Saturday, January 28, 2012
A Health Diagnosis
As I mentioned on my Project 365, I finally have a diagnosis.
While I was pregnant, I had aches and pains. Normal right? Absolutely. I felt stiff and sore. I had trouble getting my hips, knees and ankles to cooperate after I got out of bed in the morning. And like you would if you were pregnant, you would attribute the aches to the pregnancy.
So I dealt with it. And I thought that after the baby arrived, all would be better. The aches and pains would eventually be resolved. I delivered Petite in August 2009 and by Christmas that year, still in pain.
Spring 2010... still in pain. I thought, "This is weird," and I mentioned it to my doctor. Nothing strange or startling according to her though. So we let it go on some more. Fall 2010, I mentioned it again. She didn't seem too terribly concerned, but noted it in the file. This past year, I continued to have pain and voiced it yet again in September.

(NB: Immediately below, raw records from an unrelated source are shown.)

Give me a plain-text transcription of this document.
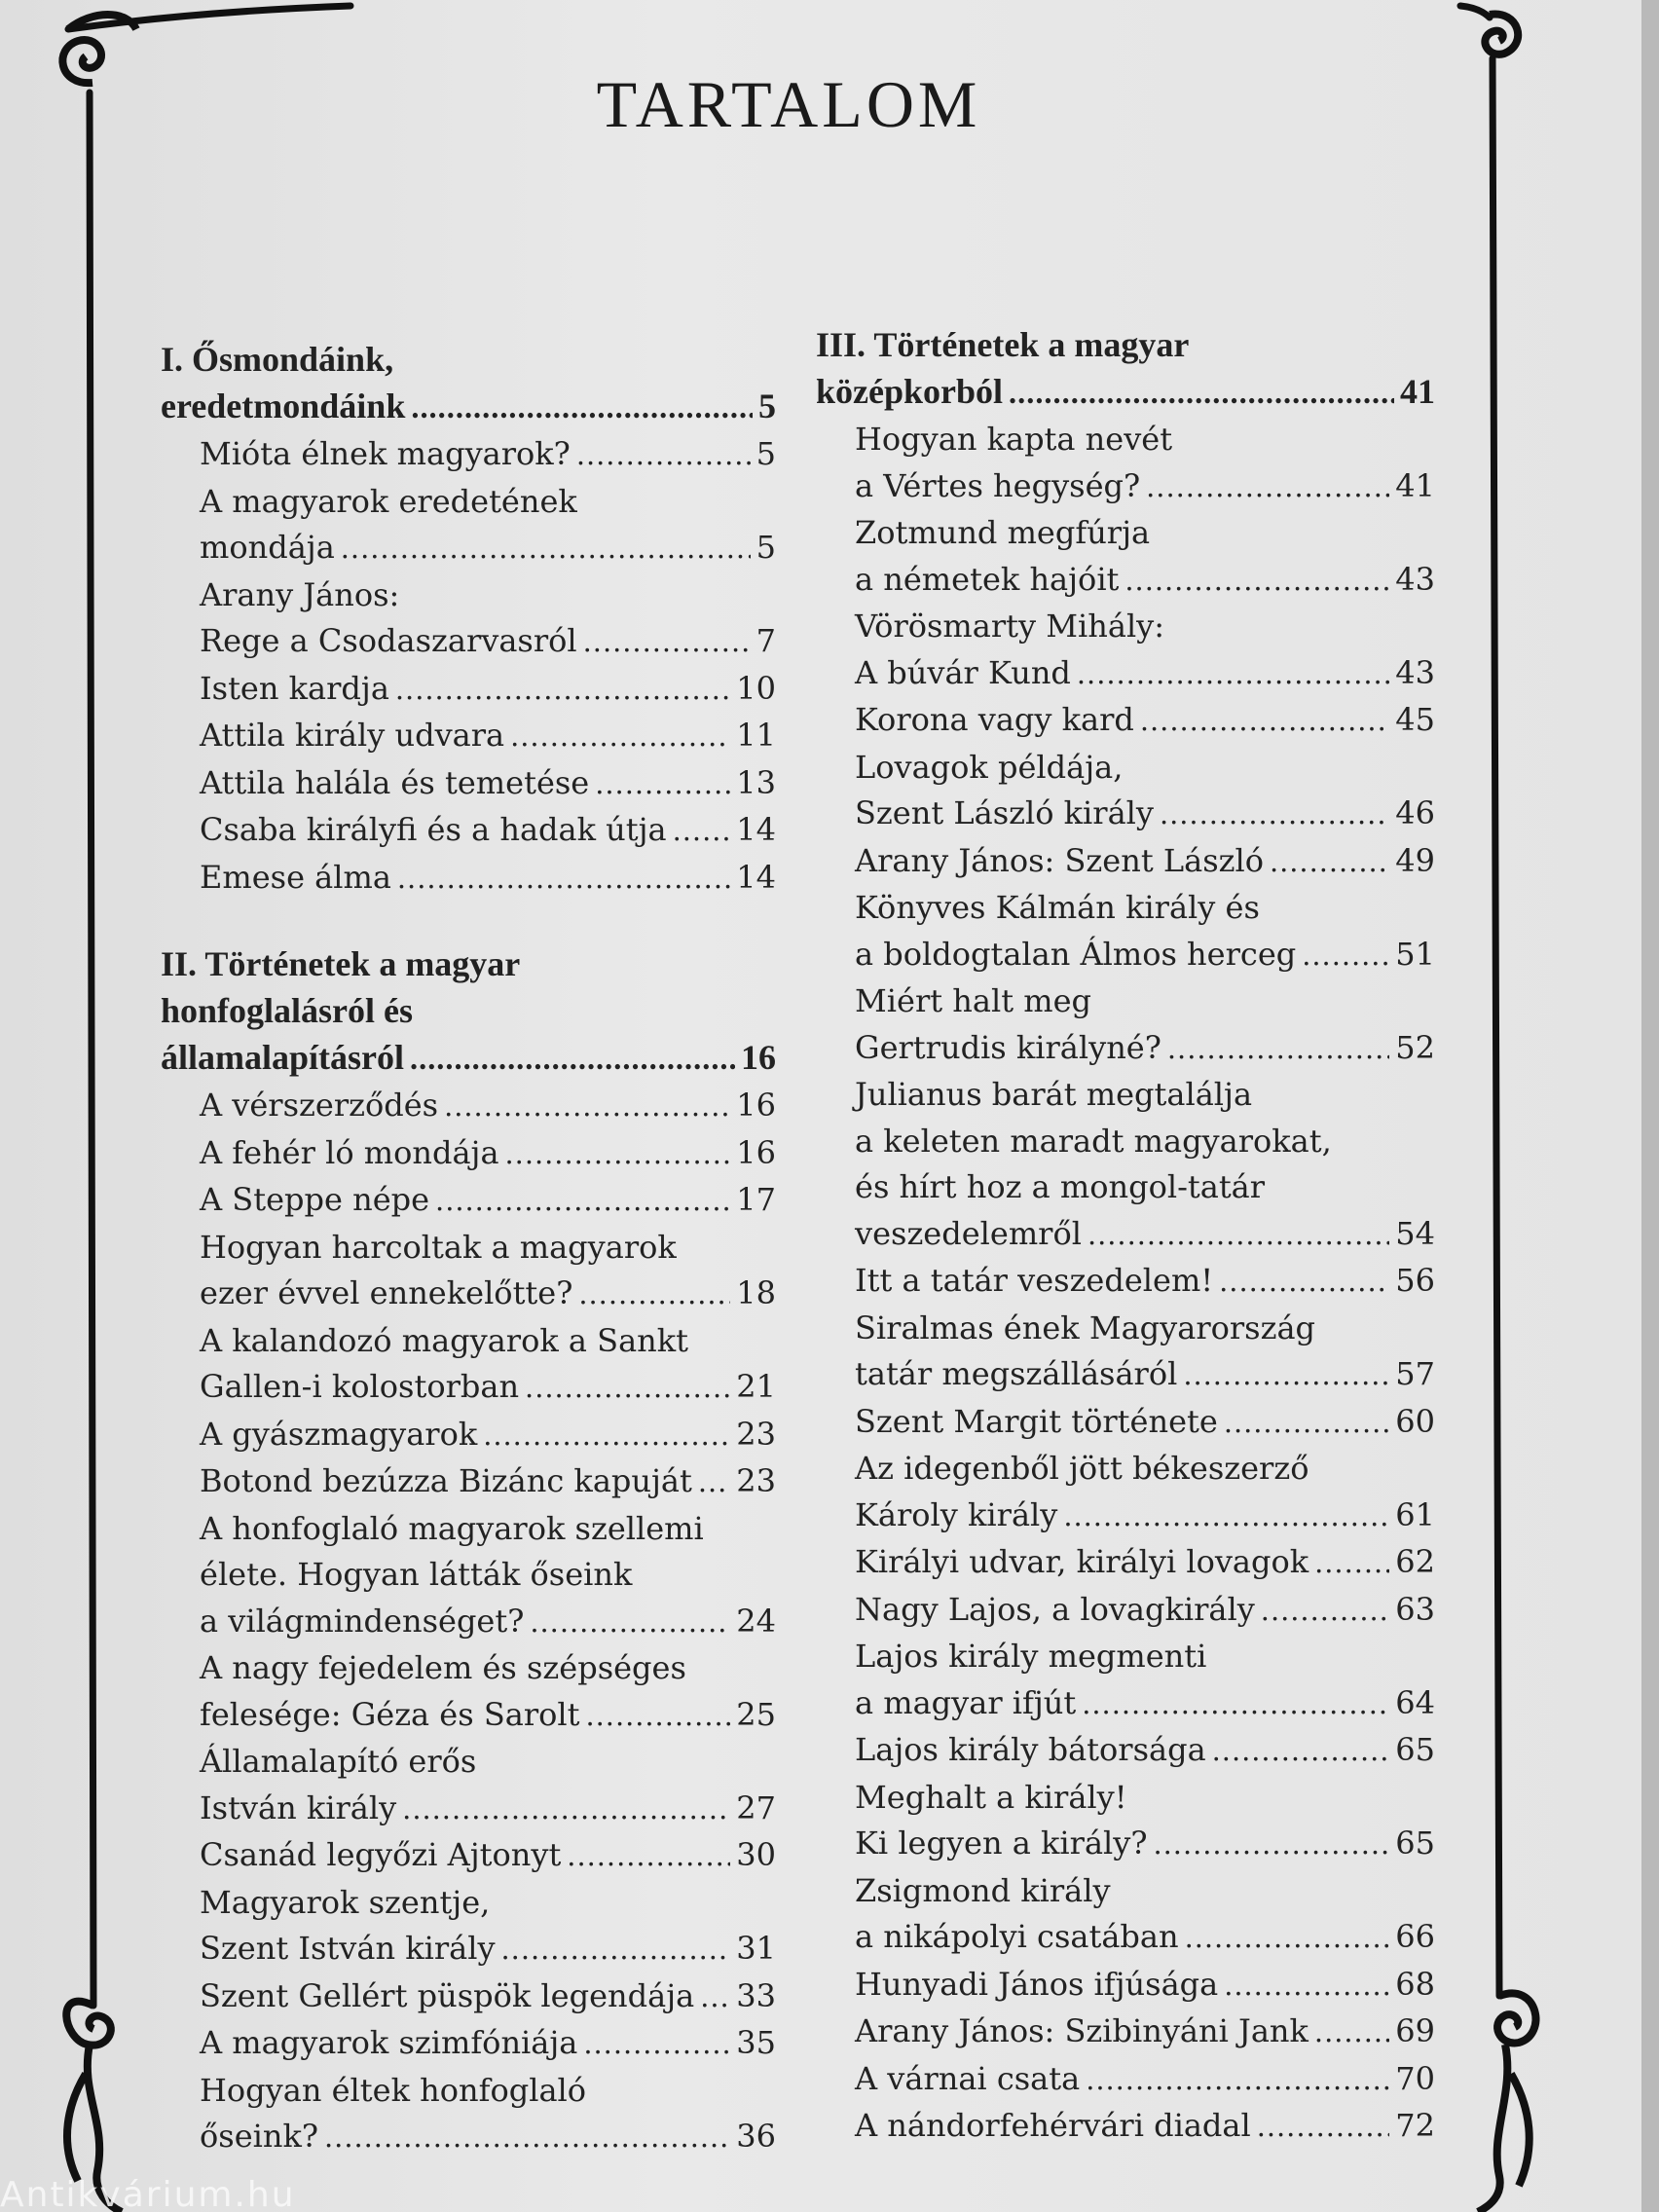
TARTALOM
I. Ősmondáink,
eredetmondáink .....	5
Mióta élnek magyarok? .....	5
A magyarok eredetének
mondája .....	5
Arany János:
Rege a Csodaszarvasról .....	7
Isten kardja .....	10
Attila király udvara .....	11
Attila halála és temetése .....	13
Csaba királyfi és a hadak útja ..... 14
Emese álma .....	14
II. Történetek a magyar
honfoglalásról és
államalapításról .....	16
A vérszerződés .....	16
A fehér ló mondája .....	16
A Steppe népe .....	17
Hogyan harcoltak a magyarok
ezer évvel ennekelőtte? .....	18
A kalandozó magyarok a Sankt
Gallen-i kolostorban .....	21
A gyászmagyarok .....	23
Botond bezúzza Bizánc kapuját ..... 23
A honfoglaló magyarok szellemi
élete. Hogyan látták őseink
a világmindenséget? .....	24
A nagy fejedelem és szépséges
felesége: Géza és Sarolt .....	25
Államalapító erős
István király .....	27
Csanád legyőzi Ajtonyt .....	30
Magyarok szentje,
Szent István király .....	31
Szent Gellért püspök legendája ..... 33
A magyarok szimfóniája .....	35
Hogyan éltek honfoglaló
őseink? .....	36
III. Történetek a magyar
középkorból .....	41
Hogyan kapta nevét
a Vértes hegység? .....	41
Zotmund megfúrja
a németek hajóit .....	43
Vörösmarty Mihály:
A búvár Kund .....	43
Korona vagy kard .....	45
Lovagok példája,
Szent László király .....	46
Arany János: Szent László .....	49
Könyves Kálmán király és
a boldogtalan Álmos herceg .....	51
Miért halt meg
Gertrudis királyné? .....	52
Julianus barát megtalálja
a keleten maradt magyarokat,
és hírt hoz a mongol-tatár
veszedelemről .....	54
Itt a tatár veszedelem! .....	56
Siralmas ének Magyarország
tatár megszállásáról .....	57
Szent Margit története .....	60
Az idegenből jött békeszerző
Károly király .....	61
Királyi udvar, királyi lovagok .....	62
Nagy Lajos, a lovagkirály .....	63
Lajos király megmenti
a magyar ifjút .....	64
Lajos király bátorsága .....	65
Meghalt a király!
Ki legyen a király? .....	65
Zsigmond király
a nikápolyi csatában .....	66
Hunyadi János ifjúsága .....	68
Arany János: Szibinyáni Jank .....	69
A várnai csata .....	70
A nándorfehérvári diadal .....	72
Antikvárium.hu
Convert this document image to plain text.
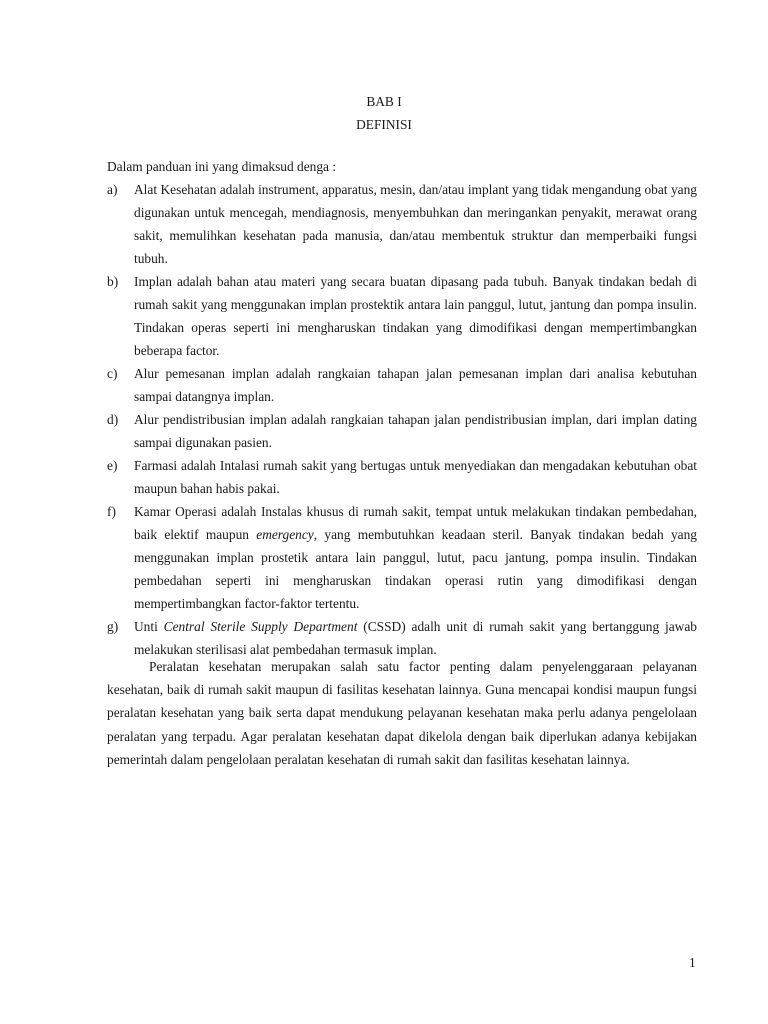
BAB I
DEFINISI
Dalam panduan ini yang dimaksud denga :
a)	Alat Kesehatan adalah instrument, apparatus, mesin, dan/atau implant yang tidak mengandung obat yang digunakan untuk mencegah, mendiagnosis, menyembuhkan dan meringankan penyakit, merawat orang sakit, memulihkan kesehatan pada manusia, dan/atau membentuk struktur dan memperbaiki fungsi tubuh.
b)	Implan adalah bahan atau materi yang secara buatan dipasang pada tubuh. Banyak tindakan bedah di rumah sakit yang menggunakan implan prostektik antara lain panggul, lutut, jantung dan pompa insulin. Tindakan operas seperti ini mengharuskan tindakan yang dimodifikasi dengan mempertimbangkan beberapa factor.
c)	Alur pemesanan implan adalah rangkaian tahapan jalan pemesanan implan dari analisa kebutuhan sampai datangnya implan.
d)	Alur pendistribusian implan adalah rangkaian tahapan jalan pendistribusian implan, dari implan dating sampai digunakan pasien.
e)	Farmasi adalah Intalasi rumah sakit yang bertugas untuk menyediakan dan mengadakan kebutuhan obat maupun bahan habis pakai.
f)	Kamar Operasi adalah Instalas khusus di rumah sakit, tempat untuk melakukan tindakan pembedahan, baik elektif maupun emergency, yang membutuhkan keadaan steril. Banyak tindakan bedah yang menggunakan implan prostetik antara lain panggul, lutut, pacu jantung, pompa insulin. Tindakan pembedahan seperti ini mengharuskan tindakan operasi rutin yang dimodifikasi dengan mempertimbangkan factor-faktor tertentu.
g)	Unti Central Sterile Supply Department (CSSD) adalh unit di rumah sakit yang bertanggung jawab melakukan sterilisasi alat pembedahan termasuk implan.
Peralatan kesehatan merupakan salah satu factor penting dalam penyelenggaraan pelayanan kesehatan, baik di rumah sakit maupun di fasilitas kesehatan lainnya. Guna mencapai kondisi maupun fungsi peralatan kesehatan yang baik serta dapat mendukung pelayanan kesehatan maka perlu adanya pengelolaan peralatan yang terpadu. Agar peralatan kesehatan dapat dikelola dengan baik diperlukan adanya kebijakan pemerintah dalam pengelolaan peralatan kesehatan di rumah sakit dan fasilitas kesehatan lainnya.
1
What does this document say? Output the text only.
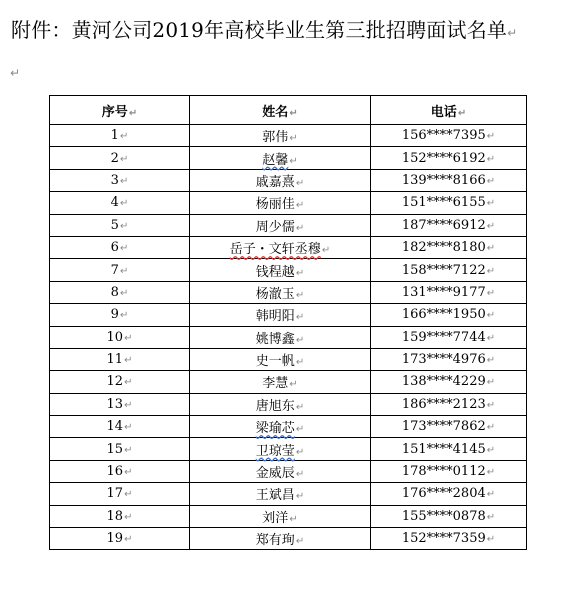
附件：黄河公司2019年高校毕业生第三批招聘面试名单↵
↵
序号↵	姓名↵	电话↵
1↵	郭伟↵	156****7395↵
2↵	赵馨↵	152****6192↵
3↵	戚嘉熹↵	139****8166↵
4↵	杨丽佳↵	151****6155↵
5↵	周少儒↵	187****6912↵
6↵	岳子・文轩丞穆↵	182****8180↵
7↵	钱程越↵	158****7122↵
8↵	杨澈玉↵	131****9177↵
9↵	韩明阳↵	166****1950↵
10↵	姚博鑫↵	159****7744↵
11↵	史一帆↵	173****4976↵
12↵	李慧↵	138****4229↵
13↵	唐旭东↵	186****2123↵
14↵	梁瑜芯↵	173****7862↵
15↵	卫琼莹↵	151****4145↵
16↵	金威辰↵	178****0112↵
17↵	王斌昌↵	176****2804↵
18↵	刘洋↵	155****0878↵
19↵	郑有珣↵	152****7359↵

She referred me to a rheumatologist (I thought she was a bit off her rocker to be honest) and she also referred me for physio and an MRI for my swollen ankle and heel... an injury ongoing since July 2010. I had the MRI and that diagnosed Haglund's syndrome (swollen bursa, inflamed Achilles, etc.). I have been doing the physio and that was helping. But the pain in the joints, notably ankles, knees, hips and elbows, remained.
I saw a rheumatologist early in January. One of the first questions he asked, "Do you have psoriasis? Is there a family history of psoriasis?" Yep. I have psoriasis, mild though it is. It is much worse in the winter months with the -30 degree weather that chaps my hands and elbows. I have a prescription cream (Dobovet) to ease the symptoms and cracking.
He initially diagnosed psoriatic arthritis. I thought he might be off his rocker too. He prescribed Voltaren for me. I was a little shocked, admittedly. Arthritis?!
I started taking the medication, and honestly, within two days I was pain free for the first time in three years. I could take the stairs one after the other again, instead of one at a time. I could bend over and stretch without aching and feeling unsteady. I was able to get on the floor with Petite and play a game without dragging myself to a chair to help get up again. The immediate difference was marked. Phenomenal. Impressive.
And scary too. To be honest, it's a little scary. I'm only 41. Ah, but it isn't degenerative arthritis, it's inflammatory, sort of like rheumatoid arthritis. It can be diagnosed at any age. It can be controlled, and it won't do severe damage as long as I keep things in check.
I have psoriatic arthritis. Not that I wanted it, but there it is. I know my aunt has it too. What's good about all of this is now I know what it is. Now I know I can control the pain. Now I can make sure I listen to my joints and pay attention when I sense those aches and pains creeping back in.
If we ever decide to go for another IVF, I will stop the medication prior to the protocol and take it from there, consulting with my RE and my rheumatologist throughout.
I saw the rheumatologist for the follow up and to report back on how I felt after the first course of medication. He was really pleased to hear what a difference it had made in my life. I had dozens of questions for him. All of which were answered and I feel good about the information that I have. It's a chronic issue. It will always be with me.
I like to think that I'm fighting back. "I have psoriatic arthritis. But it doesn't have me."